Many guests had, of course, been alerted by Facebook as to the day's significance and felt they couldn't turn up empty-handed, and so a few brought flowers.

Each one represented a cruel and unique catastrophe. Two people brought sunflowers - because I'm obnoxious and attention-seeking? Or freakishly tall? Orange roses - the botanical equivalent of 'I love you, but not like that'. Lilies - funeral flowers, 'I hope you die'. Carnations - 'As if I'd shell out on lilies to let you know that I hate you. I hate you'.

I spent most of the special day in the kitchen, maniacally preparing many types of salads. In the alternate universe that I occupied that day, I figured the more complex salads I prepared, the less people would resent me for making them come to my house.

Accordingly, I found myself doing things I would never normally dream of. I roasted lemons in sage. Having blanched them first, of course.

I went to the supermarket for orange blossom water. I needed one-quarter of a teaspoon of it. I still don't know what orange blossom water is, but I needed it, since presumably most of the guests had come only to judge my cooking and find it lacking.

But if cards speak volumes, then presents say so much more. Mercifully, 26 doesn't demand much in the way of gifts - but there were one or two.

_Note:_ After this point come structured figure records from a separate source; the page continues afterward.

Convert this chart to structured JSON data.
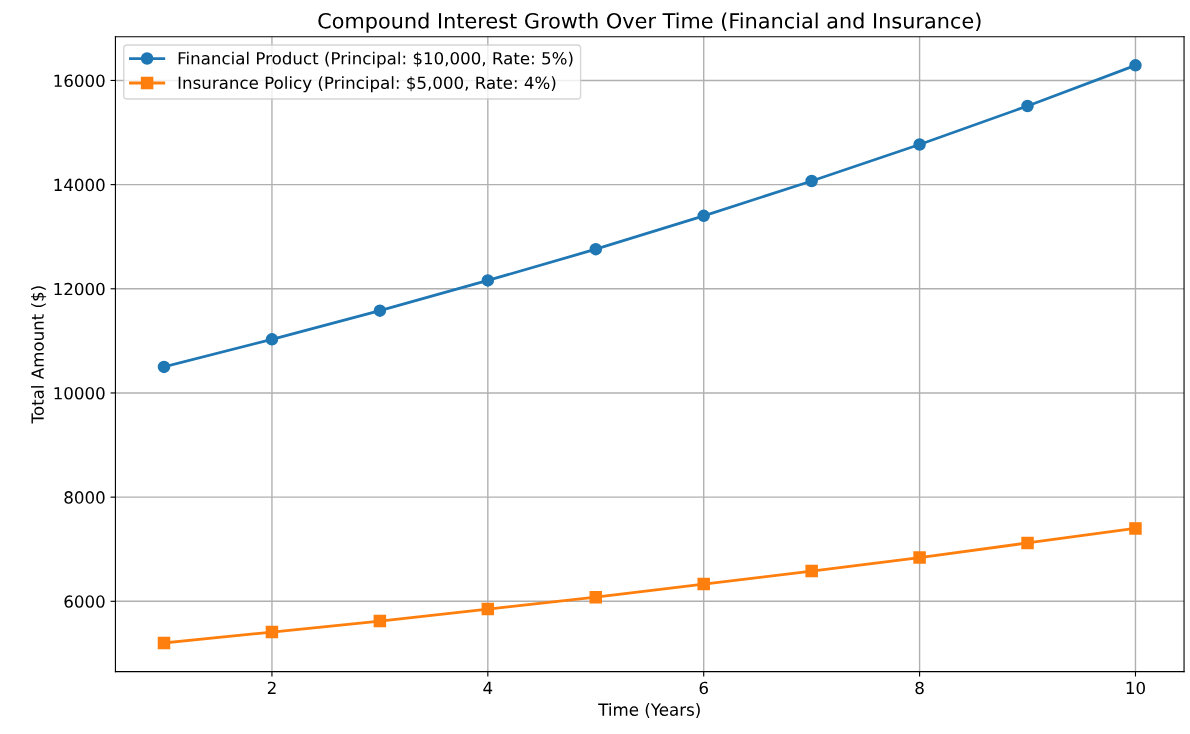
{
  "chart_data": {
    "type": "line",
    "title": "Compound Interest Growth Over Time (Financial and Insurance)",
    "xlabel": "Time (Years)",
    "ylabel": "Total Amount ($)",
    "x": [
      1,
      2,
      3,
      4,
      5,
      6,
      7,
      8,
      9,
      10
    ],
    "series": [
      {
        "name": "Financial Product (Principal: $10,000, Rate: 5%)",
        "color": "#1f77b4",
        "marker": "circle",
        "values": [
          10500,
          11030,
          11580,
          12160,
          12760,
          13400,
          14070,
          14770,
          15510,
          16290
        ]
      },
      {
        "name": "Insurance Policy (Principal: $5,000, Rate: 4%)",
        "color": "#ff7f0e",
        "marker": "square",
        "values": [
          5200,
          5410,
          5620,
          5850,
          6080,
          6330,
          6580,
          6840,
          7120,
          7400
        ]
      }
    ],
    "xlim": [
      0.55,
      10.45
    ],
    "ylim": [
      4650,
      16840
    ],
    "xticks": [
      2,
      4,
      6,
      8,
      10
    ],
    "yticks": [
      6000,
      8000,
      10000,
      12000,
      14000,
      16000
    ],
    "grid": true,
    "legend": "top left",
    "line_style": "solid"
  }
}
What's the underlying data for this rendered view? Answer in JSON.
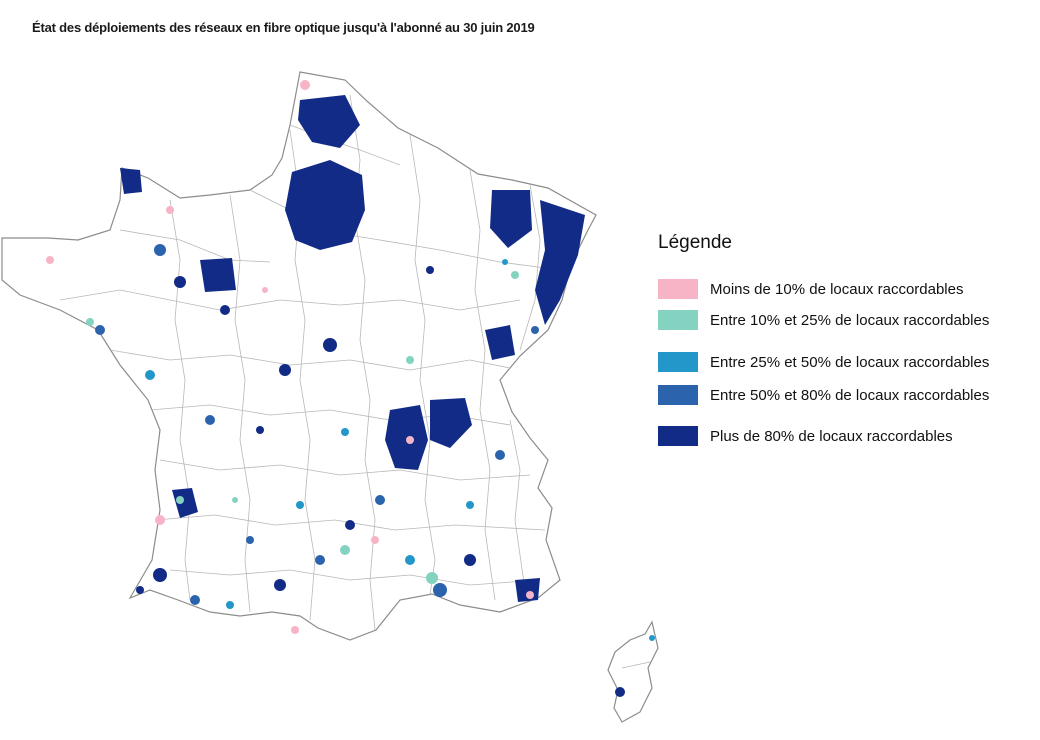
{
  "title": "État des déploiements des réseaux en fibre optique jusqu'à l'abonné au 30 juin 2019",
  "legend": {
    "title": "Légende",
    "items": [
      {
        "label": "Moins de 10% de locaux raccordables",
        "color": "#f6b4c6"
      },
      {
        "label": "Entre 10% et 25% de locaux raccordables",
        "color": "#84d2c0"
      },
      {
        "label": "Entre 25% et 50% de locaux raccordables",
        "color": "#2397c9"
      },
      {
        "label": "Entre 50% et 80% de locaux raccordables",
        "color": "#2c63ad"
      },
      {
        "label": "Plus de 80% de locaux raccordables",
        "color": "#122b86"
      }
    ]
  },
  "colors": {
    "outline": "#8c8c8c",
    "land": "#ffffff"
  }
}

At the non-birthday party this year, I was forced to admit that my only present had come in the post from my ex-boyfriend. Two books and a friendly card, which was duly passed around the table for inspection.

Having read it forwards and backwards with various inflections to achieve various meanings, The Girls were forced to come to the conclusion that he definitely wasn't still in love with me. 'Oooooh my God, such a keeper though. Why did you break up?' As birthdays for narcissists go, it was pretty bad.

A few days later I received in the post a pair of runners from my oldest friend. They are metallic pink and the soles light up when you walk - you can control the colour of the LEDs from your phone. Obviously, I loved them. But then the doubt set in - what if she has sent these with the intention of me looking like a total twat? Is it in any way acceptable to wear light-up shoes after the age of eight? I lay awake wondering what I had done to deserve such aggressive public humiliation.

My darkest insecurities were validated recently when an actual scientist published his findings on friendship: apparently, half our friends don't actually like us. There was much disbelief around the internet, but after this year's birthday, I certainly wasn't surprised. The number is probably higher. Thank God I have a year for my ego to recover.